Even though media, government organizations, and soccer organizations have made cyber security concerns a key issue, it’s certain hackers are looking to exploit the fact that hundreds of thousands of fans are looking for connectivity during the 21st edition of the quadrennial event. Given the global presence at the World Cup and high international data rates with most carriers, a large percentage of fans rely on WiFi for connectivity. Even for those with international plans, mobile networks are put to the test and deliver reduced performance, sending even those users looking for WiFi access.

Kaspersky Labs reported it tested the security of more than 32,000 public access points recently in Russia’s 11 host cities – more than 7,000 were not using appropriate encryption or authentication measures. Meaning, while there are many secure WiFi connections, there are many that can be targeted by hackers as easy opportunities to steal personal information from users.  All they would need to do is be in the vicinity of those hotspots, wait for unprepared visitors to connect, and easily intercept traffic to collect data.

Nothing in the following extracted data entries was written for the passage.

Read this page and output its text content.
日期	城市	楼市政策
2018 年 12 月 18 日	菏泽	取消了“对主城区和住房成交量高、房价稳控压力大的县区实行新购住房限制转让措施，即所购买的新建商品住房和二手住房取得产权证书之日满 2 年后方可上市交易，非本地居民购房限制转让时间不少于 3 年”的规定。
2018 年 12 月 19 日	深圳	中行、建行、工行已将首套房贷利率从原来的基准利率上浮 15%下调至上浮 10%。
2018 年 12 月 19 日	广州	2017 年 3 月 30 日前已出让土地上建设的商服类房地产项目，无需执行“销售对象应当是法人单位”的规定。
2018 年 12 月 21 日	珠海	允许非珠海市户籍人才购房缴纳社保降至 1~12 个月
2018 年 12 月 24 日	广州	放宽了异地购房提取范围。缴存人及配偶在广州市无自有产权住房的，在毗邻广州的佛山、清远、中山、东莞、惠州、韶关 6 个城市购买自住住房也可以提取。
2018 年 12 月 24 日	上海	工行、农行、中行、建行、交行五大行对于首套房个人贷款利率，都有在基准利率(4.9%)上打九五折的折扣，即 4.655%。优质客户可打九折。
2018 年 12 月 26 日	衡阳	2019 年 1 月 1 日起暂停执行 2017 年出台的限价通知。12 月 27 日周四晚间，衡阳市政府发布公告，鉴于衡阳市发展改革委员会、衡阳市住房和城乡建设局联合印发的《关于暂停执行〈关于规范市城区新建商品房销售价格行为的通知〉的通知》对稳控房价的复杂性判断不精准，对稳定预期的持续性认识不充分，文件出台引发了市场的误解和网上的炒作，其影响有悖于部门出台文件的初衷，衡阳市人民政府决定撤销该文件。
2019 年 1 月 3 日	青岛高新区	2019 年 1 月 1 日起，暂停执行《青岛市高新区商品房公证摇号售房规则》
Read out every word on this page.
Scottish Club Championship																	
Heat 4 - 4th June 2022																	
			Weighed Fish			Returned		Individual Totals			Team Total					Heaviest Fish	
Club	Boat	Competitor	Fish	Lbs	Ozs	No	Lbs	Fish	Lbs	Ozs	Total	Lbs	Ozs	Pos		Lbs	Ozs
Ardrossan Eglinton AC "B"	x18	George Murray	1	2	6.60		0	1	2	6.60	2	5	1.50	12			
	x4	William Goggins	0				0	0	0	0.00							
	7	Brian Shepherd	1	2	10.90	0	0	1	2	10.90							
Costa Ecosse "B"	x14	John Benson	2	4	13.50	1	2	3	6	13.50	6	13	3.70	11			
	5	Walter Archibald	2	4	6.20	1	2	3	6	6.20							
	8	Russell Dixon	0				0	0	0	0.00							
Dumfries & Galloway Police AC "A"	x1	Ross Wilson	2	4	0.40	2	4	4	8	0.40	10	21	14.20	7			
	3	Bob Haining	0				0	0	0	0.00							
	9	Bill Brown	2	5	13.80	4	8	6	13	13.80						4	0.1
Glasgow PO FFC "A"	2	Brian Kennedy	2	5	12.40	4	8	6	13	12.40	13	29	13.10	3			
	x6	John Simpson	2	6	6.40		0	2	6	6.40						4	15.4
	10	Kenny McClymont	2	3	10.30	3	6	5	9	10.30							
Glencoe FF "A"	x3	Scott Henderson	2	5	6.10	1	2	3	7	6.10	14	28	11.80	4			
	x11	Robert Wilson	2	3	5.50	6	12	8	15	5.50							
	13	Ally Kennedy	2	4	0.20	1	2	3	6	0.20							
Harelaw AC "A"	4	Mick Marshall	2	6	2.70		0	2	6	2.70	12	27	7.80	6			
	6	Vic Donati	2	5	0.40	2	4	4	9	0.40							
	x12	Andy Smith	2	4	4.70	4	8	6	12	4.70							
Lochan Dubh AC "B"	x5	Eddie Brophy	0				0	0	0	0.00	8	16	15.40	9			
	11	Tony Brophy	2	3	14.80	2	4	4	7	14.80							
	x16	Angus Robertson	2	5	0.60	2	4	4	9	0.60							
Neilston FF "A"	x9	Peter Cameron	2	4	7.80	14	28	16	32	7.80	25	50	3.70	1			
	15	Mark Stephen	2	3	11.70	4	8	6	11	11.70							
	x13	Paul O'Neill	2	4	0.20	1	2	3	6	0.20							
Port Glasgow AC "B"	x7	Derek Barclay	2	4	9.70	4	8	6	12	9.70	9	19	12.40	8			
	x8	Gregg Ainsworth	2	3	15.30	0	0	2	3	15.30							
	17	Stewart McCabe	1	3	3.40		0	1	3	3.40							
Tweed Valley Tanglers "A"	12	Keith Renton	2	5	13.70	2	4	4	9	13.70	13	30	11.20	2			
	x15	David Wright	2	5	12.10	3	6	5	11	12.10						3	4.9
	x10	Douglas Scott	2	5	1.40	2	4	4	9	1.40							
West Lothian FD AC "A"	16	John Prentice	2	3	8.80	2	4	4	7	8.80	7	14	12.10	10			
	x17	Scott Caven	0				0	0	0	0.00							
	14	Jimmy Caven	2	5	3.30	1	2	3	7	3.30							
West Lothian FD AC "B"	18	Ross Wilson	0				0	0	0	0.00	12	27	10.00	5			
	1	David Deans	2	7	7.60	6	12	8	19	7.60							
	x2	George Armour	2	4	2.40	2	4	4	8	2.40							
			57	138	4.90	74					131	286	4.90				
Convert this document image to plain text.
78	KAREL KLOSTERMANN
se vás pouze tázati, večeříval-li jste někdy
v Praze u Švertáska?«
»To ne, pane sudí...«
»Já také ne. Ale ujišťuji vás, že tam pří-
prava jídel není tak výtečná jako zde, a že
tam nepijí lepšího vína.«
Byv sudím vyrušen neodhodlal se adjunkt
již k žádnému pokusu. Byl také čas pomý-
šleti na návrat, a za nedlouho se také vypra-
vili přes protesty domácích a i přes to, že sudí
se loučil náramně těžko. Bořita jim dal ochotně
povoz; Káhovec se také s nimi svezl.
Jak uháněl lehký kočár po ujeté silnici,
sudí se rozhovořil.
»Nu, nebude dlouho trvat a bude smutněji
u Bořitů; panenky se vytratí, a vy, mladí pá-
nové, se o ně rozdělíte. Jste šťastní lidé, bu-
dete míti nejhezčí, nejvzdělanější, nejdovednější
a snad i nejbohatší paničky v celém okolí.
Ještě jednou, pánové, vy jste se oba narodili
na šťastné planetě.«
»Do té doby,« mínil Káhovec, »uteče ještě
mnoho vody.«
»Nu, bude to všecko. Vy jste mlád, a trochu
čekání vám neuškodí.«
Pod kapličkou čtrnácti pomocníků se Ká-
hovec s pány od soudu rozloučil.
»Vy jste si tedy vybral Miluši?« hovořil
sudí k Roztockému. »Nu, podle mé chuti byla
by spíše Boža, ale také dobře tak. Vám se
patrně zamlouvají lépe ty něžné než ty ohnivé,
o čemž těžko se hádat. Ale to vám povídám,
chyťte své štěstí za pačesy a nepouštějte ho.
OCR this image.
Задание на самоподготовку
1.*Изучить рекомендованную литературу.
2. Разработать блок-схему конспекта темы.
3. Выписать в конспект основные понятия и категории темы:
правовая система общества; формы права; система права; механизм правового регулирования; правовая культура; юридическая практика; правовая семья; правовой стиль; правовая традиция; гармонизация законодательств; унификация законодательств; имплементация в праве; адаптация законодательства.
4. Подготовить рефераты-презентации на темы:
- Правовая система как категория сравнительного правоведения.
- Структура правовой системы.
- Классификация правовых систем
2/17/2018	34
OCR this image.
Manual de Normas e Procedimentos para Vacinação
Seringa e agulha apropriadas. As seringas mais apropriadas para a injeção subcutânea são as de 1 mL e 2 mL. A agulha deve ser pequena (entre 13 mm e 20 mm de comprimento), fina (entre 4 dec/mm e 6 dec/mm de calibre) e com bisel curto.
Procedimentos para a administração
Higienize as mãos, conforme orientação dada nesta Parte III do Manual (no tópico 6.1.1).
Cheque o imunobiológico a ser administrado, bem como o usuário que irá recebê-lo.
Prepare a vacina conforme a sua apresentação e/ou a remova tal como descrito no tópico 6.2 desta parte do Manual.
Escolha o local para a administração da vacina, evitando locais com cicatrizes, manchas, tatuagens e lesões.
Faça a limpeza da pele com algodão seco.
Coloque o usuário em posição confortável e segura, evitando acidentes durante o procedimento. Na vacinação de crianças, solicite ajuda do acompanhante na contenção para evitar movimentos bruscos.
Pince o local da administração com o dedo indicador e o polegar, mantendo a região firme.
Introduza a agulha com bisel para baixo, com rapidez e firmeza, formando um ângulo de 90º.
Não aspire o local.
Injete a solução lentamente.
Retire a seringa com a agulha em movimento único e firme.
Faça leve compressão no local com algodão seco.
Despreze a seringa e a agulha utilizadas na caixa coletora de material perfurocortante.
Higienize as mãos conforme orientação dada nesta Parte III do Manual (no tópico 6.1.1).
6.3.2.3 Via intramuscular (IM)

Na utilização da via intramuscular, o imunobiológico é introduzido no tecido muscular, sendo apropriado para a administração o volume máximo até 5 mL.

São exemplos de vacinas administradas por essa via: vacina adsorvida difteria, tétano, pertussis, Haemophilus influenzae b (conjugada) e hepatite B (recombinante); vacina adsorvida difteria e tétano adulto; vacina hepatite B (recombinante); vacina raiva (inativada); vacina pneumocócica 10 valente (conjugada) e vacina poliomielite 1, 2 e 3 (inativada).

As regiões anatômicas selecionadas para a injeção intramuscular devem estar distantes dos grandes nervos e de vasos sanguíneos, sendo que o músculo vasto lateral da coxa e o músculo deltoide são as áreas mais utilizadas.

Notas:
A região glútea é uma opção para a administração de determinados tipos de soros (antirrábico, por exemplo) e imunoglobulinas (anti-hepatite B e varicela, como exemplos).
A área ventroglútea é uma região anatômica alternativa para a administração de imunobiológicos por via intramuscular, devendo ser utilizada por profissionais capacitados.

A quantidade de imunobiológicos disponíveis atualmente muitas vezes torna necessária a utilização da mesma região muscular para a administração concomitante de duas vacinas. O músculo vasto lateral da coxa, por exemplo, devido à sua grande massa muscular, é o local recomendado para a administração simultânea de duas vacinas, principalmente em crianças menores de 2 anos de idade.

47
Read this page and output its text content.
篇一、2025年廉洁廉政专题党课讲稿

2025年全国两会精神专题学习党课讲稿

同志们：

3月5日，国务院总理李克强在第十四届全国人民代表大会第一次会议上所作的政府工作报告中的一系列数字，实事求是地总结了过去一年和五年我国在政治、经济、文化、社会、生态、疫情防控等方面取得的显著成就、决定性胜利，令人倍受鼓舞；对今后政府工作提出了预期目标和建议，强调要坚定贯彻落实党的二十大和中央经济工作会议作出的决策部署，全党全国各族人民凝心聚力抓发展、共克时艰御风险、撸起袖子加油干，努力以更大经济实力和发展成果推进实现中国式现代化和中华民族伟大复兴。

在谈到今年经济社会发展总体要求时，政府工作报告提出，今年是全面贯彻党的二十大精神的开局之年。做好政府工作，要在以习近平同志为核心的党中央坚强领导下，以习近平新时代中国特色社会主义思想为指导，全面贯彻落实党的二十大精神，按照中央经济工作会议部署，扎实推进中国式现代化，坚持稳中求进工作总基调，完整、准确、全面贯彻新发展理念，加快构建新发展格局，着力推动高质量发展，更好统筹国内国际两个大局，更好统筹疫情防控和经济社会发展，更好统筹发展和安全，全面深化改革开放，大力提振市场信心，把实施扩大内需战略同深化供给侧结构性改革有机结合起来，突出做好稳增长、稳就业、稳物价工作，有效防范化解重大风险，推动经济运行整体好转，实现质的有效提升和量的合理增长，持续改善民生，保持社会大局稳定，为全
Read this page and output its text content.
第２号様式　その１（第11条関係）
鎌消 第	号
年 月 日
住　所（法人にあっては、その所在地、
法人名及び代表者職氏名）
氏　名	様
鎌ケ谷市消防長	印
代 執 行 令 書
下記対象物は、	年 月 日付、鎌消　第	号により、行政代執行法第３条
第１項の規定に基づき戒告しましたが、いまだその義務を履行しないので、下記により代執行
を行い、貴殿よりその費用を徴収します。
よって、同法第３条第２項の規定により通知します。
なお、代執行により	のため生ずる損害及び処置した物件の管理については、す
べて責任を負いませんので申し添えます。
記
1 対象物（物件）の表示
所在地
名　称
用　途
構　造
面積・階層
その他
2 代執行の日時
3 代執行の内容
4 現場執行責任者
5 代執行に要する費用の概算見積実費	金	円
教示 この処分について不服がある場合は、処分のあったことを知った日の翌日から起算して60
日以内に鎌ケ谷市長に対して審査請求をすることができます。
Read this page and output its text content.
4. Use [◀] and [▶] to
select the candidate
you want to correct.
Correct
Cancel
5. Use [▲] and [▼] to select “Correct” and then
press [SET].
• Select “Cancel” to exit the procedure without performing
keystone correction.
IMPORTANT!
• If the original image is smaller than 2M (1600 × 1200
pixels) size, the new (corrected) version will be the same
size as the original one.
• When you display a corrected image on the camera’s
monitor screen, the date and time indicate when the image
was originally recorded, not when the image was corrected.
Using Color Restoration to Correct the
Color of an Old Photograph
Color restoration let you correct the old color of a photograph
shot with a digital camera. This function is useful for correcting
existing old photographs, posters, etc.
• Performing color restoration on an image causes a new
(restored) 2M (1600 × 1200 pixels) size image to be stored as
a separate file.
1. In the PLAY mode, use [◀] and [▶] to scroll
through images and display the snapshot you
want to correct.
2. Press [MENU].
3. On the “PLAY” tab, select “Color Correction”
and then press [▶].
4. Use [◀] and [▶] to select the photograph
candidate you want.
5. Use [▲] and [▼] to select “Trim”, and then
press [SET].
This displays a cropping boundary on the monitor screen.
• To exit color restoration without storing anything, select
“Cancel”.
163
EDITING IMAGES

Fans and participants alike should be aware of the presence of unsecure access points and take extra care to avoid them. Many of them may have SSIDs set up to fool users into believing they are legitimate networks. Some organizations, like England’s FA, have specifically advised players, coaches, and staff not to use public WiFi, even those provided at the team’s hotel. Here are a few tips that can help protect your devices and data while traveling at the World Cup, or anywhere.

  • Never use open WiFi (those without password protected access).
  • Consider connecting through a VPN if you are using WiFi. Most public access points aren’t using the latest encryption technology. A VPN will help protect your information even if it is intercepted.
  • Make sure lock screens and security are active on any devices.
  • Avoid any online shopping or other financial activity.
  • Use cash, travelers checks, or gift cards in lieu of credit cards to avoid account information being stolen.
  • Don’t use, accept or click on links, websites, attachments, or flash drives that could give hackers access to your devices.

While there’s a lot that individual users can do to protect themselves, financial institutions and other vendors should be aware of the likelihood that user information will be stolen, not only at major events, but at any time. They, too, should be prepared by making sure they have appropriate user authentication measures in place. Because PINs, passwords, and knowledge-based responses can all be exposed to hackers, biometric security measures, like voice authentication, can make it much harder for thieves to gain access to accounts or set up fraudulent accounts. With the massive numbers of attack opportunities for cyber criminals, security has to be a priority for everyone – vendors and customers alike – in order to limit risk and losses.